Sir Simon Wessely, regius professor of psychiatry at King’s College London, said: “It’s no surprise that people have become more anxious during the pandemic, but the size of the increase is very troubling.
“The greatest increase is in those who are married/in partnerships, which is the opposite of what we normally see.
“This may reflect issues around either home schooling, or home working, or both.
“Another issue across the board is loneliness – which is not just about living alone, but that our need for rewarding social contact is not being met.

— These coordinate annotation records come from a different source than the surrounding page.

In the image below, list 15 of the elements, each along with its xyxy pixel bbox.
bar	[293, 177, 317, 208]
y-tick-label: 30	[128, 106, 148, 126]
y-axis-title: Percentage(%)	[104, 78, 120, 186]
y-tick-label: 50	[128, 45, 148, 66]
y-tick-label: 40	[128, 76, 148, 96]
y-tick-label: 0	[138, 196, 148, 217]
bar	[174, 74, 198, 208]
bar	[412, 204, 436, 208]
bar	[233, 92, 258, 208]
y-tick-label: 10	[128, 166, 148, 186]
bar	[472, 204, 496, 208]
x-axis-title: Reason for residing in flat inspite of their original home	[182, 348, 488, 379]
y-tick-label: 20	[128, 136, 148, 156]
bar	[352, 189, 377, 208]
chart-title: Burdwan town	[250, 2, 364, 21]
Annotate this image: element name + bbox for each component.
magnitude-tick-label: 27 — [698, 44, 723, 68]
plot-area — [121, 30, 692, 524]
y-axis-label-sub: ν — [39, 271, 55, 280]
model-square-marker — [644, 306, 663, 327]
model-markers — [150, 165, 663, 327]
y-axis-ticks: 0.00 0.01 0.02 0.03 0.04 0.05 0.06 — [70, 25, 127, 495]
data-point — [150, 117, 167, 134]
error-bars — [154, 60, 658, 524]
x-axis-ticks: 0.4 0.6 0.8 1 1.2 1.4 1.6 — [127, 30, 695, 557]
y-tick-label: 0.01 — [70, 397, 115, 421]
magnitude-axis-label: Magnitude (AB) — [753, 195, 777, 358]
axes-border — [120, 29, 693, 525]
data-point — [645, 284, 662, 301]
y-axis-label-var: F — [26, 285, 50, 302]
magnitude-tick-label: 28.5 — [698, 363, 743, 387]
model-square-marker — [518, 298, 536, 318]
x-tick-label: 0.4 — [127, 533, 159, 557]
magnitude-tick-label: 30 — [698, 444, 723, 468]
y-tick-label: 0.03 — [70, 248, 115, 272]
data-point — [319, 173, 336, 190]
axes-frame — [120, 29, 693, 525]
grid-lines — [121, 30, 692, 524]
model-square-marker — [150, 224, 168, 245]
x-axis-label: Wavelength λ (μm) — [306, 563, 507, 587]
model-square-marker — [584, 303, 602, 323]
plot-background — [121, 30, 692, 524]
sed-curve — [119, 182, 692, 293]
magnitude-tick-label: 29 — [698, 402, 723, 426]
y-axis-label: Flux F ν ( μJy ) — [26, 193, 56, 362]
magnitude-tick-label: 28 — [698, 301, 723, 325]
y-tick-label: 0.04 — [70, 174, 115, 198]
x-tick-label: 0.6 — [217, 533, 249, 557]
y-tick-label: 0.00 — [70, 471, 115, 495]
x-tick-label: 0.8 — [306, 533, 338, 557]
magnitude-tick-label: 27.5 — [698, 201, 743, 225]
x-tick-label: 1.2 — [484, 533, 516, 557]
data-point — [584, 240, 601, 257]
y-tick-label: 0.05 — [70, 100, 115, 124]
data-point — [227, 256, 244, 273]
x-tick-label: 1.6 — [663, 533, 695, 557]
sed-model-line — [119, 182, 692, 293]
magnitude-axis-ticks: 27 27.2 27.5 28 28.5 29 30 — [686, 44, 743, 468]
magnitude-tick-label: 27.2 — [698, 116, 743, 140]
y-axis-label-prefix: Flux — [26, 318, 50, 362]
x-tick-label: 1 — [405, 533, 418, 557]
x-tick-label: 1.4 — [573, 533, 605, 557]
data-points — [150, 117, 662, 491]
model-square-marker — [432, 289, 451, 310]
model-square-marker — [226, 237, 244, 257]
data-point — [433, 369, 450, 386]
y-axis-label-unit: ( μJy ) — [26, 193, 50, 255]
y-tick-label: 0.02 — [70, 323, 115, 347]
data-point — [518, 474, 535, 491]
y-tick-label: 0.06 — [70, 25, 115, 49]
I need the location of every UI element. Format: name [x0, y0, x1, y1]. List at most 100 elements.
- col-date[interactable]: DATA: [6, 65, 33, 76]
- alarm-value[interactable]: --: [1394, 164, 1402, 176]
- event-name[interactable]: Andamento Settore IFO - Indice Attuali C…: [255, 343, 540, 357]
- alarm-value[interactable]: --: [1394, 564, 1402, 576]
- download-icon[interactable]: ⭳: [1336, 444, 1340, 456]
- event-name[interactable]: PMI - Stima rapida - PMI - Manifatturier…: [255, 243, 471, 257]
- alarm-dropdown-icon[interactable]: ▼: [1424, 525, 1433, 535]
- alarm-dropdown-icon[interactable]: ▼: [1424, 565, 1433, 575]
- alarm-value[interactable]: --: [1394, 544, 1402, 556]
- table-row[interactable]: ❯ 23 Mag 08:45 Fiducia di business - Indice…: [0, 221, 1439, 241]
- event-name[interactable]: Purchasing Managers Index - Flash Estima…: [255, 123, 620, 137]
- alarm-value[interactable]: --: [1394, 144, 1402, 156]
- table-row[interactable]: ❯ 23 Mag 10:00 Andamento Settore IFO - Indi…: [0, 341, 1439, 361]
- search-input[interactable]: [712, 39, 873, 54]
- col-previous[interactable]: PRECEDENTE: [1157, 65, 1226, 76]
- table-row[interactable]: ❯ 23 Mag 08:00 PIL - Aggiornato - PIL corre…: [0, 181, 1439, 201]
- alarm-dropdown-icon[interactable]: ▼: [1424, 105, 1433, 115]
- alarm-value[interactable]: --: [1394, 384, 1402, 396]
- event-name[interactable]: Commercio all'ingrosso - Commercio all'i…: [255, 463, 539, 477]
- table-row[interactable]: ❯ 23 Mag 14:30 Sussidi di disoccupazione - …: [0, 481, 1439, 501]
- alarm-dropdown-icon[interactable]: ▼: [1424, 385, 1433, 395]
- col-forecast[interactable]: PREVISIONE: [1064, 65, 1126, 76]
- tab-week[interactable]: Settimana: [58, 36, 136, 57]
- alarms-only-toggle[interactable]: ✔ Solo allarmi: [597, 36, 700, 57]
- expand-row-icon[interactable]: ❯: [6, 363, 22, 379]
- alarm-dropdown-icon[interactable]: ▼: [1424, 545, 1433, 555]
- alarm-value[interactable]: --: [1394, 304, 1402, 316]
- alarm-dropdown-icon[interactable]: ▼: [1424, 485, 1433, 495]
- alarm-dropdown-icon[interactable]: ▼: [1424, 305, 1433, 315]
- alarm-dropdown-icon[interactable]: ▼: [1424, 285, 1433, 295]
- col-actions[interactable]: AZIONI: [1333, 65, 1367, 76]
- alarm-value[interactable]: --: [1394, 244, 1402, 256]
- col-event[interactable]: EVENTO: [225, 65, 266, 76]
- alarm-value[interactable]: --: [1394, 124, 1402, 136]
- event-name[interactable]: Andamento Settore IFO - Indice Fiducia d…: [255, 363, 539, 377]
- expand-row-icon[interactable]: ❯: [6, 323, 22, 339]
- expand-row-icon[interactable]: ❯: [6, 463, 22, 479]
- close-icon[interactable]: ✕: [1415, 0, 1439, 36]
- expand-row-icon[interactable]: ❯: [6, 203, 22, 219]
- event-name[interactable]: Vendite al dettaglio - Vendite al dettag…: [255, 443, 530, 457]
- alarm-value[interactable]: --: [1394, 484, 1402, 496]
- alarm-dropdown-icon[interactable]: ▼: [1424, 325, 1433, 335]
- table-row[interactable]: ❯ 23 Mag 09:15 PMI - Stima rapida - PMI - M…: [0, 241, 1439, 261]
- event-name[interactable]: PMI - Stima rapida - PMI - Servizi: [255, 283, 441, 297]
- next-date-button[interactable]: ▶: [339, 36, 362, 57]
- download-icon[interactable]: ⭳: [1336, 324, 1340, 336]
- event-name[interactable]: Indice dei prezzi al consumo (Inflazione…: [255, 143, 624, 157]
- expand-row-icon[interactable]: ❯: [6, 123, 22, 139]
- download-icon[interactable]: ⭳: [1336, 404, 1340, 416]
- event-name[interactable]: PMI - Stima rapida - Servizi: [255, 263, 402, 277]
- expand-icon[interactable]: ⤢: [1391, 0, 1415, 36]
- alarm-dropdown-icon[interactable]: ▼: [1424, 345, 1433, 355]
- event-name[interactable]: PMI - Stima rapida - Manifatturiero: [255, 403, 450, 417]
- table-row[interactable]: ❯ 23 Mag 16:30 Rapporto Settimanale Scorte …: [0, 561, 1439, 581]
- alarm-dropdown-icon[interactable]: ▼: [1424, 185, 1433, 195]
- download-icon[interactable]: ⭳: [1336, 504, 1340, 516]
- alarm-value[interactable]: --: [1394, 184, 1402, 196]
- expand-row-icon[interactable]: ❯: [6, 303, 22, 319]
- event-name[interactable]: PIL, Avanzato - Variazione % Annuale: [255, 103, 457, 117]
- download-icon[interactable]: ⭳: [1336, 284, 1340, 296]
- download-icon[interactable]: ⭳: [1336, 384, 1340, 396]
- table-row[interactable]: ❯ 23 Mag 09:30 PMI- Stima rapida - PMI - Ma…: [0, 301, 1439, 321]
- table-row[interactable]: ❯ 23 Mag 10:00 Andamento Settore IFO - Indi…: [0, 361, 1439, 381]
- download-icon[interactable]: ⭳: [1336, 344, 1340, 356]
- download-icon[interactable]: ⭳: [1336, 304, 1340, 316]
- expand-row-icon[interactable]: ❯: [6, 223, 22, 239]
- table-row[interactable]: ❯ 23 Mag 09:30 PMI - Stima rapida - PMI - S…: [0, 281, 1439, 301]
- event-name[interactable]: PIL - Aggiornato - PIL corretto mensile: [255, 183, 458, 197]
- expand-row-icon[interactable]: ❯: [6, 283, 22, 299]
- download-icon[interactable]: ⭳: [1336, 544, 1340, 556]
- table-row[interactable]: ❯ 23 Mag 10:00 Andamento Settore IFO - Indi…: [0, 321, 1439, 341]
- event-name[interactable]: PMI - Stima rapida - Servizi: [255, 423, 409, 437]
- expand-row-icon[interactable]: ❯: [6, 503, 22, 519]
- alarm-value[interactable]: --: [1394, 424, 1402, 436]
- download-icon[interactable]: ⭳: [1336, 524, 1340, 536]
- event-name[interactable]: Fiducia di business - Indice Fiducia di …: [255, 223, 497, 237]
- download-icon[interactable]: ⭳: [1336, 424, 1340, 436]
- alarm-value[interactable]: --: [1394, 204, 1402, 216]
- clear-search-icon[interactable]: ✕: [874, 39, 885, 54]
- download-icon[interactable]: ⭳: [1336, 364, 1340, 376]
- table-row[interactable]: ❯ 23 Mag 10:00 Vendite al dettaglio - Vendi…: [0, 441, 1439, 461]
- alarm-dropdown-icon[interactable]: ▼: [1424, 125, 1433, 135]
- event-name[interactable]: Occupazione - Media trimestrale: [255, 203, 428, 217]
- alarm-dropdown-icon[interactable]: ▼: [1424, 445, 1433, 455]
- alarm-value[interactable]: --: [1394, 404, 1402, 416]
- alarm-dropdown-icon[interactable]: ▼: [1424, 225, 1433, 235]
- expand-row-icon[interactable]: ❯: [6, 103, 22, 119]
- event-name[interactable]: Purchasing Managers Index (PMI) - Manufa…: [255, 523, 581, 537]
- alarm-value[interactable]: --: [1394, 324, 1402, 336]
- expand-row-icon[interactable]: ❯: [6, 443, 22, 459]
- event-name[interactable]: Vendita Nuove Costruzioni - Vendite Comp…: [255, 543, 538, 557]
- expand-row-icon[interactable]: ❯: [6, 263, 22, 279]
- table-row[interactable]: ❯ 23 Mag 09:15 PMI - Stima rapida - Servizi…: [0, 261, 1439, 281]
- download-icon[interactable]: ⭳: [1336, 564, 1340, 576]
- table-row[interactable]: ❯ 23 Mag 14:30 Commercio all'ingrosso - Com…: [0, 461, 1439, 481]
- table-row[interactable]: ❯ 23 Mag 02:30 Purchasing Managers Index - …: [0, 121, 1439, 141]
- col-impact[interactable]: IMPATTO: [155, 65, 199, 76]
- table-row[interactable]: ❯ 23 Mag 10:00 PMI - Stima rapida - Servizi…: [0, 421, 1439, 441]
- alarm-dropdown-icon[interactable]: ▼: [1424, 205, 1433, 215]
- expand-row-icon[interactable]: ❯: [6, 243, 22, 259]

“This is the wicked nature of a pandemic – it creates intense anxiety, but the measures that we need to control it, which centre on suppressing our ability to interact socially, make it more difficult to manage that anxiety.
“Finally, if as seems likely we are going to have to learn to live with this virus for some time to come, even with a vaccine, high levels of fear will make it more difficult for us to accept the compromises and trade-offs necessary for our collective future.
“Government may have to lead and not simply follow.”
The figures come as the Department of Health and Social Care announced that frontline staff and volunteers across England can now access a psychological first aid training course.
The course will enable staff to provide psychological support to people affected by coronavirus.